The respective personalities of the 'bots were, if anything, even more fractious than before (although the stories were not, as a rule, as tightly [or deliriously] plotted as had been Kanigher's own).

Sadly, however: the comics readership of the day -- its collective "tastes" already veering disastrously towards faux "high drama" and jejune, third generation-style Stan Lee teeth-clenching, and away from anything so "childish" (or enjoyable) as a little light-hearted (*gasp*) whimsy -- greeted the high-caliber offerings in much the same fashion as you or I might similarly regard a cockroach in the consume, and the series lasted no longer than a year.
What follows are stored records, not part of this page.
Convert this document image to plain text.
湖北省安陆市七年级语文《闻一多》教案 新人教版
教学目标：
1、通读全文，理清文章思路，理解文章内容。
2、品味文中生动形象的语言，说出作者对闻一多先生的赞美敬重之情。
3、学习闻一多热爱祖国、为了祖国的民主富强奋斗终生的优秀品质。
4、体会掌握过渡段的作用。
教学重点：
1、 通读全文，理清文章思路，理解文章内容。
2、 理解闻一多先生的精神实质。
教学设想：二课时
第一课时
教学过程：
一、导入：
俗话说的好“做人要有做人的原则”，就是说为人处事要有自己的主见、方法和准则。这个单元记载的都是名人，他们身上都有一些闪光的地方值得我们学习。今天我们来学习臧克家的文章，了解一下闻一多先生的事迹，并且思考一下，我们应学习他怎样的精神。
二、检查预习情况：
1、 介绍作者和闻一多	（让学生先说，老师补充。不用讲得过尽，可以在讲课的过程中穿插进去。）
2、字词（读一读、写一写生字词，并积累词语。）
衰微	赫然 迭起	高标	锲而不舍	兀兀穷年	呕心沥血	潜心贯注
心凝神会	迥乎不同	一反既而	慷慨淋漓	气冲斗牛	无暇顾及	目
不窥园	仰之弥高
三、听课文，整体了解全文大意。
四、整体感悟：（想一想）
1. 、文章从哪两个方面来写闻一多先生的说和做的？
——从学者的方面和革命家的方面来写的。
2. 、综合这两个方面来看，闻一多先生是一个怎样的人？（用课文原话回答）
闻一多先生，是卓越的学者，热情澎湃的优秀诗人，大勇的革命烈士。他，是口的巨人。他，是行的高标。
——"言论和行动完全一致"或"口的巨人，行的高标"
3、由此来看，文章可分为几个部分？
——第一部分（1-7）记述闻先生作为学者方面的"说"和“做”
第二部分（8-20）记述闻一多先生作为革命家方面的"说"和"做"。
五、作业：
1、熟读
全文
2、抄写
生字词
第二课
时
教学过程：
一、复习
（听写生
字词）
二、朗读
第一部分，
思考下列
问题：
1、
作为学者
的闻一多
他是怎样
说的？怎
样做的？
Yet another attempted "revival" of the characters, just a year or two ago (as of this writing) proved even more spectacularly ill-advised (and poorly received), as the creators in question "retconned" the robots as -- believe it or not -- having once been literal human beings, prior to having their sharply-limned personalities transferred into ambulatory metal shell casings. It was, perhaps, the single most egregious and glaring example of a writer Missing the Bloody Point of a series concept as has ever been witnessed by even these jaundiced eyes, and has already been (mercifully) all but forgotten by the readership of today.

If there are any would-be comics scripters out there in the audience who fancy themselves the literary equivalent(s) of a Will Magnus: the Metal Men could certainly stand the assistance of someone with a dab hand at painting and reconstructive work.

God knows, the characters deserve better than they've been been granted, of late.